10:27 pm on Jun 2, 2004 (gmt 0)

10+ Year Member



It is a well known fact that when a user searches for a website looking for specific information, the website that they visit as result of that search must prove to have the content that they desire given to them straight away as they are unlikely fo bother searching your site for the information that originaly wanted they will continue there search else where. Considering the majority of people use a pcs it is logical for the homepage to be aimed at pc/windows users how ever that content is of no use to mac users so what is the point of showing it to them? when you can send them to a specialy designed homepage that is aimed for there use.

RonPK

7:47 am on Jun 3, 2004 (gmt 0)

WebmasterWorld Senior Member 10+ Year Member



There are plenty of cross browser DHTML menus out there, so there is really no need for a special Mac/IE5.0 page. Most of the Windows-only scripts I've seen also tend to be non-accessible for search engine spiders. IMHO schnatz should reconsider her navigation.

Another thing: maintaining two or more versions of the same page may be possible for amateur sites. In a business environment the costs will soon be considered too high.

Alternative Future

8:32 am on Jun 3, 2004 (gmt 0)

WebmasterWorld Senior Member 10+ Year Member



Just noticed your script is not doing the full check!
if(Mac) checks the OS
n.indexOf("MSIE") checks the browser
After both these conditions have completed then your forward them to the Mac page.

<script language="javascript">
Mac = navigator.userAgent.indexOf("Mac") > -1;
n = navigator.userAgent;
if(Mac)if(n.indexOf("MSIE"))location.replace('http://www.yourdomain.com/mac_users.html');
</script>

HTH,

-George

ghosttownbabe

7:28 pm on Jun 13, 2004 (gmt 0)

10+ Year Member



I'm running into a very similar sounding problem to the one you described. Worse still - it's also happening on Safari. The pages display perfectly on Netscape/Mozilla OS 9 and up and the code has been validated.

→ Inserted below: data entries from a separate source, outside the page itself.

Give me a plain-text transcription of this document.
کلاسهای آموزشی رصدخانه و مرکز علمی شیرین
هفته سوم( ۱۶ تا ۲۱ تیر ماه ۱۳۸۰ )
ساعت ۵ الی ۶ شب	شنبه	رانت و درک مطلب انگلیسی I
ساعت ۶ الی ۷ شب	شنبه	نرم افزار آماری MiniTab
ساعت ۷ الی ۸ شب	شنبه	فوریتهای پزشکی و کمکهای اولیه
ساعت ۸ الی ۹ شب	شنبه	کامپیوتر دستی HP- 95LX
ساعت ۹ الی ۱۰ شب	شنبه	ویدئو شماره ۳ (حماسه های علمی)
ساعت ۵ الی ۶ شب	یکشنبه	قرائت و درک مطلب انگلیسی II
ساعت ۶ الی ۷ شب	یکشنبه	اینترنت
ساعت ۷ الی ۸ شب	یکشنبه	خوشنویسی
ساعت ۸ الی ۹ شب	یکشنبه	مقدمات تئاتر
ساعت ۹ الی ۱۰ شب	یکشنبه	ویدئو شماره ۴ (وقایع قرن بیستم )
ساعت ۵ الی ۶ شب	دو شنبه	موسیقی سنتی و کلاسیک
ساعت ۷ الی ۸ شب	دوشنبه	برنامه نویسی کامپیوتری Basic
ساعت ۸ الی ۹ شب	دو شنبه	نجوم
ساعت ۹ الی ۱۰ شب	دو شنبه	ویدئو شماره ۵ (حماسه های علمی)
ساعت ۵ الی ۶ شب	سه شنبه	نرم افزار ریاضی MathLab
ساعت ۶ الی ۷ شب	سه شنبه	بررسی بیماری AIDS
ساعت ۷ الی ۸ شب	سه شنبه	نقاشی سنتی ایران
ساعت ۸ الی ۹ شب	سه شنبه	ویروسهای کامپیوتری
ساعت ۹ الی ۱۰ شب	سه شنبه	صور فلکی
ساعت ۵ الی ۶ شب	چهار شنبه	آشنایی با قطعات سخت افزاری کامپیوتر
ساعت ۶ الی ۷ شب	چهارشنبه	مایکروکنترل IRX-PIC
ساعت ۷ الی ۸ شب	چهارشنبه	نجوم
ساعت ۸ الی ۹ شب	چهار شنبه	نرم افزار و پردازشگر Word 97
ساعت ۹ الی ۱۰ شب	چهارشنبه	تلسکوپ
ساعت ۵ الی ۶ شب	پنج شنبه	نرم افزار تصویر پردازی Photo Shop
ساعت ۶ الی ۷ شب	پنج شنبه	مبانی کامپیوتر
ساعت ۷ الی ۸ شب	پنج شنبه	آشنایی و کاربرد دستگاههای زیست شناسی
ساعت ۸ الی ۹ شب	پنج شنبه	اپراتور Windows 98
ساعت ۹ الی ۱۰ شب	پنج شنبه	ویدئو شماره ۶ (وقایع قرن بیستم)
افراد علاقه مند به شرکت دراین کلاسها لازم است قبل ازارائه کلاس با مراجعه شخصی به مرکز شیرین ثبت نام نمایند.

I discovered if you put a piece of non-floated content, equal or greater in height to the height of the first float, above the first float, the problem seems to disappear. Wierd but consistent and repeatable. Since this site contains image galleries with images of varying heights, I put the first row and first row only into a table and that fixed the problem.

I'm on PC and have yet to test this in Safari but based on what I'm seeing I'm pretty sure it will work.